Quando um grupo humano vive muito tempo em um lugar adaptado a seus hábitos não somente seus movimentos, mas também seus pensamentos se regulam pela sucessão de imagens que lhes apresentam os objetos exteriores. Eliminai agora, eliminai parcialmente ou modificai em sua direção, sua orientação, sua forma, seu aspecto, essas ruas, essas passagens, ou mudai somente o lugar que ocupam em relação ao outro. As pedras e os materiais não vos resistirão. Mas os grupos resistirão, e, deles, é com a própria resistência, senão das pedras, pelo menos de seus antigos arranjos no qual vos esbarreis. (HALBWACHS, 1990:1950, p. 137).

Embora a relação entre memória e espaço, para o autor, seja intrínseca, na medida em que aponta que “as pedras e os materiais não vos resistirão”, masos grupos sim – isto é, que a coesão de um grupo seria garantida pelos laços afetivos –a problemática do espaço parece não ser explorada em sua complexidade.
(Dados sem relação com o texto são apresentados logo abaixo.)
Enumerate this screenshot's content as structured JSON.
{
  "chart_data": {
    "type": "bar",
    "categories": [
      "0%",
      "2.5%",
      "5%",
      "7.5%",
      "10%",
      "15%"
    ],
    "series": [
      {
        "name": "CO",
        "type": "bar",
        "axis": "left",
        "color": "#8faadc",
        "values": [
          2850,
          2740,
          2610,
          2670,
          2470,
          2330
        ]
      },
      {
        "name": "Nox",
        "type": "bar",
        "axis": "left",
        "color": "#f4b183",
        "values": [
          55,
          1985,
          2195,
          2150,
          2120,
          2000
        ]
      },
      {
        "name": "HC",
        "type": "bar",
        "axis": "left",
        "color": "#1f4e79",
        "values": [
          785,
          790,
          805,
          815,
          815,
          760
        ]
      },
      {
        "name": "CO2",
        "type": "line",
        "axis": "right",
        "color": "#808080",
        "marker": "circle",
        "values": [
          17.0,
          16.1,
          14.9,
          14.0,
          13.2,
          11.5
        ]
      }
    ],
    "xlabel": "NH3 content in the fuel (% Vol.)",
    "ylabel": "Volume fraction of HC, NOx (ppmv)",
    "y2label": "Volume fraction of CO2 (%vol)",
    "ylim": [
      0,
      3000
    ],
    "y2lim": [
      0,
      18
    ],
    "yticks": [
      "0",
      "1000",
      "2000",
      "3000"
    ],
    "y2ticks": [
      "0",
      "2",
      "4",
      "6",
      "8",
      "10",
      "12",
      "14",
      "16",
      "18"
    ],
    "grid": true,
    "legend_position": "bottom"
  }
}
Isto, especialmente, no que diz respeito à capacidade de agência da materialidade nas dinâmicas grupais e na construção das memórias coletivas, o que acreditamos ser imprescindível para pensar nossos objetos de estudos.
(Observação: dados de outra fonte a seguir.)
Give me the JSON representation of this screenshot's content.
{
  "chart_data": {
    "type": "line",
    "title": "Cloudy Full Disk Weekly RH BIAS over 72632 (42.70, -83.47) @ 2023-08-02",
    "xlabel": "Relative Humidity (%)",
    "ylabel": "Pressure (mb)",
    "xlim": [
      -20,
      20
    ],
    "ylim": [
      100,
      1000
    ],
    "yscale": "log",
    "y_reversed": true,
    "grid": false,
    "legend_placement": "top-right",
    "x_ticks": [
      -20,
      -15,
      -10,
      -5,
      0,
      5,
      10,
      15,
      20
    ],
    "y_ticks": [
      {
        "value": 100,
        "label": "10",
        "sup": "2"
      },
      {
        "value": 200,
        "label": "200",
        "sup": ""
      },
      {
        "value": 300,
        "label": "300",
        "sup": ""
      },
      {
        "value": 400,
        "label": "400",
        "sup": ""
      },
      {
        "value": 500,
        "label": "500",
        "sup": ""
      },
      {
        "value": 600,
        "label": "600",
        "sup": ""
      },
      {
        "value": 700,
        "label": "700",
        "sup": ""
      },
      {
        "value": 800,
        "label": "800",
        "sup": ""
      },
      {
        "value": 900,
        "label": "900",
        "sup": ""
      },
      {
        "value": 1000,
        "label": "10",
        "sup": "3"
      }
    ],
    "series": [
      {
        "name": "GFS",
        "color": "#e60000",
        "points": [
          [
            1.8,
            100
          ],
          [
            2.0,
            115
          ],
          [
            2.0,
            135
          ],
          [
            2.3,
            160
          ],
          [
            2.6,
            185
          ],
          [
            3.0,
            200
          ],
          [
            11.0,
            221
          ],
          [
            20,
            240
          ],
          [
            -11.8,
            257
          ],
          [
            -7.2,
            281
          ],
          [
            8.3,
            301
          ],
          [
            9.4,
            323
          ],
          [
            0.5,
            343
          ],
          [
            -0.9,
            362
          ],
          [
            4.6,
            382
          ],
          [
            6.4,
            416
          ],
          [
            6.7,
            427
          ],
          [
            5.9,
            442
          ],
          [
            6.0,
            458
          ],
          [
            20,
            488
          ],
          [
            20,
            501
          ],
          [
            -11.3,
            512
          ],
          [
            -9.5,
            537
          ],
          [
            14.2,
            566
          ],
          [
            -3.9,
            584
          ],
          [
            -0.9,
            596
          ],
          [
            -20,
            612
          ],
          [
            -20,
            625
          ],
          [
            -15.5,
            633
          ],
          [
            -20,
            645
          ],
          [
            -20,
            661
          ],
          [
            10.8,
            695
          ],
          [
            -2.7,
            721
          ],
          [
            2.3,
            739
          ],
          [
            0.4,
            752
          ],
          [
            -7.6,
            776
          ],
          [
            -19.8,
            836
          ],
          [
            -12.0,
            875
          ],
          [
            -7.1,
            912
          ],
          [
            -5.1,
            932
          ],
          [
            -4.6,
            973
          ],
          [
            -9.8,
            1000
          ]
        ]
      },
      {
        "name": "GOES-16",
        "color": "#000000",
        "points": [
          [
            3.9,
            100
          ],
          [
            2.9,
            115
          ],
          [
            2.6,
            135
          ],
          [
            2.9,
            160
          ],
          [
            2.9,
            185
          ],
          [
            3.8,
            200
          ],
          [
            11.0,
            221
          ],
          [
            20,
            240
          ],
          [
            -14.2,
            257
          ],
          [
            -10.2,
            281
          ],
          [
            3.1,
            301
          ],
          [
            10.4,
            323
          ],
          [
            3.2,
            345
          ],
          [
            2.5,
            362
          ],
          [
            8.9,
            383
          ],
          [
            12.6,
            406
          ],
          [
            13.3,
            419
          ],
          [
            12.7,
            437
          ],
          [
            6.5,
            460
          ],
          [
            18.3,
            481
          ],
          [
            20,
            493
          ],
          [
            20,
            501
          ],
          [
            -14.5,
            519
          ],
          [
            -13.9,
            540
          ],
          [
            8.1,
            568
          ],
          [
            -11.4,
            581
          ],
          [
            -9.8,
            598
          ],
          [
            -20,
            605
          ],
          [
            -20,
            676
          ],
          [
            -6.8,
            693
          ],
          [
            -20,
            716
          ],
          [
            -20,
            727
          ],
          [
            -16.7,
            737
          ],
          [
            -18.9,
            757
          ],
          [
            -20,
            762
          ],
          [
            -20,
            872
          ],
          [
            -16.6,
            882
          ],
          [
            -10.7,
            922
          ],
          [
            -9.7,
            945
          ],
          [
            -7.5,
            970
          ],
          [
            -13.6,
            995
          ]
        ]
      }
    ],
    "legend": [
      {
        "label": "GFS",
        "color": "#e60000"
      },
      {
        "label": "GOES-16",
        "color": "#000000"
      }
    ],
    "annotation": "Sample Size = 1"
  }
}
Contudo, interessa aqui destacar que, tanto em Benjamin e Halbwachs, a problematização da memória, a ideia da memória coletiva como negociação e da história como fruto de dinâmicas interpessoais, fundamentou uma mudança fundamental nas formas de análise inseridas nas ciências humanas. Décadas depois, os intelectuais tenderão, cada vez mais, a compreender as dinâmicas sociais e espaciais por essa perspectiva, redirecionando os objetos de análise, as formas e as fontes.

Não é que estejamos livres do modelo historicista. Ele ainda guia, em grande medida, nossas escolhas, preferências estéticas e o modo como agimos (SMITH, 2005). Porém, é importante destacar que as mudanças no modo de pensar a memória, a história e o próprio espaço, abriram portas para a criação dos sítios de memória, desses patrimônios hostis, os quais remetem às narrativas de violência e, assim, controversas. Isto é, o modo como a história é construída determina diretamente as políticas de memória (SELIGMANN-SILVA, 2000). Ao nosso ver, os Ex CCDTyEs aqui estudados não poderiam ser compreendidos de outra forma, se não que entendendo que a memória ali encarnada é sempre conflitiva, acontece sempre no plural e de maneira dinâmica com o espaço.